Agar tak dibilang badut politik, jika partai berasaskan Islam maka ia pun mencoba mencari-cari dalil nan menunjukkan bahwa apa nan mereka lakukan berdasarkan ajaran al-Qur'an dan Sunnah Rasulullah.

Penafsiran ayat nan sejatinya luas, menjadi dipersempit oleh mereka. Seakan-akan hanya kubu mereka saja nan pintar menafsirkan al-Qur'an dan perkataan Rasulullah Saw. Padahal, semua itu dilakukan mereka demi mendapatkan posisi di dalam kekuasaan.

Inilah potret badut nan tampak dalam dinamikan kehidupan sosial.
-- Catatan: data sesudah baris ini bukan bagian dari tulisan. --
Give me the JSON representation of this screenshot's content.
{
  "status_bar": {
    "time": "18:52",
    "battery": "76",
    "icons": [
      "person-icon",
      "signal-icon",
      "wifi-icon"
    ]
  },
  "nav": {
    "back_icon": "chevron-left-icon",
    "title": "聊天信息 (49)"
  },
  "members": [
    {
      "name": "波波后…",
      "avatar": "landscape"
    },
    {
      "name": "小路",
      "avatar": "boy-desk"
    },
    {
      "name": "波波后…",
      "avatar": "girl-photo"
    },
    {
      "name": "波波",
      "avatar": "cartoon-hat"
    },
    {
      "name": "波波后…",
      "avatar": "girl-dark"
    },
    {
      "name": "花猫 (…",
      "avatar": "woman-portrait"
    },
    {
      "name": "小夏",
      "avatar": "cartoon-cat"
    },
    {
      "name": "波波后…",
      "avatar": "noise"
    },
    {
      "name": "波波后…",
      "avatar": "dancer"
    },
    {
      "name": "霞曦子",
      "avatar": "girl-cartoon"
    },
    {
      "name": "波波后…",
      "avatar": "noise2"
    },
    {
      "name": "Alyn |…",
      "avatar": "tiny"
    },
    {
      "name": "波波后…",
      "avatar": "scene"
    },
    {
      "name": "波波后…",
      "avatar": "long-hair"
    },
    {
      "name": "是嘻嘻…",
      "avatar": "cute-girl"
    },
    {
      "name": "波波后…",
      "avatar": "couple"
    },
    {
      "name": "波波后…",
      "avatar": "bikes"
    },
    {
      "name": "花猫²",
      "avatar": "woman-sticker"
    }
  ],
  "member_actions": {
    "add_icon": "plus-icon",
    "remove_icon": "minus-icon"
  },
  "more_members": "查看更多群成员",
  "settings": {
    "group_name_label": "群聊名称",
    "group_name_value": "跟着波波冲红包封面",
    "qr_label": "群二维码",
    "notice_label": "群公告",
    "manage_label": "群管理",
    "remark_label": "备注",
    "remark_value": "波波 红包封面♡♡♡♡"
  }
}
Mereka tidak perduli dengan kepercayaan orang lain. Hanya demi mendapatkan sesuatu. Mereka lupa, bahwa cukup banyak pononton nan menyaksikan apa nan dilakukannya. Semua itu menjadi catatan bagi orang lain.

Bagi orang idealis, ini menjadi catatan tersendiri. Ia tidak akan mau berkawan dengan badut, sebab dapat mencelakan. Betapa tidak, ia akan rela menjadi penjilat. Bahasa agamanya ialah munafik.

Karena itu, tepat sekali apa nan dikatakan Abraham Lincoln.

"Sekali kau mengkhianati kepercayaan saudara-saudara sebangsamu, kau tidak akan pernah lagi dapat mendapatkan rasa hormat dan rasa percaya mereka. Mungkin kau dapat mendustai semua orang sekali waktu, bahkan mungkin kau dapat mendustai beberapa orang setiap waktu. Tapi, kau tidak dapat mendustai semua orang setiap waktu."

Inilah empiris badut politik nan disaksikan saat ini. Banyaknya para politikus nan membohogi rakyat. Mengaku bekerja buat rakyat. Yakinkah Anda akan hal itu? Perlu dipertanyakan. Pasalnya, mereka menjadi politikus juga menggunakan modal.

Sungguh aneh, bila ada nan menjadi anggota legeslatif ataupun pejabat nan tidak memikirkan berapa laba nan mesti didapatnya. Apalagi jika kapital nan dikeluarkannya sudah cukup banyak.

Namun bukan tak mungkin ada pejabat nan siap terjun buat rakyat. Ini umumnya, mereka nan sudah kaya raya, dan memiliki bisnis nan banyak. Mereka tidak membutuhkan lagi uang. Karena dari bisnis nan dimilikinya saja sudah cukup. Meski bukan lagi, ia menjalaninya. Namun tetap saja laba bisnis tersebut masih didapatnya.

Maka terjunnya dirinya ke global politik absolut sebab ini mengabdi buat rakyat. Ingin benar-benar berjuang buat rakyat. Namun dari sekian banyak para pejabat dan anggota dewan, hanya beberapa orang nan memiliki kepribadian seperti ini. Umumnya, para politisi dan anggota dewan kebanyakan menjadi badut demi buat membuat hidupnya bahagia.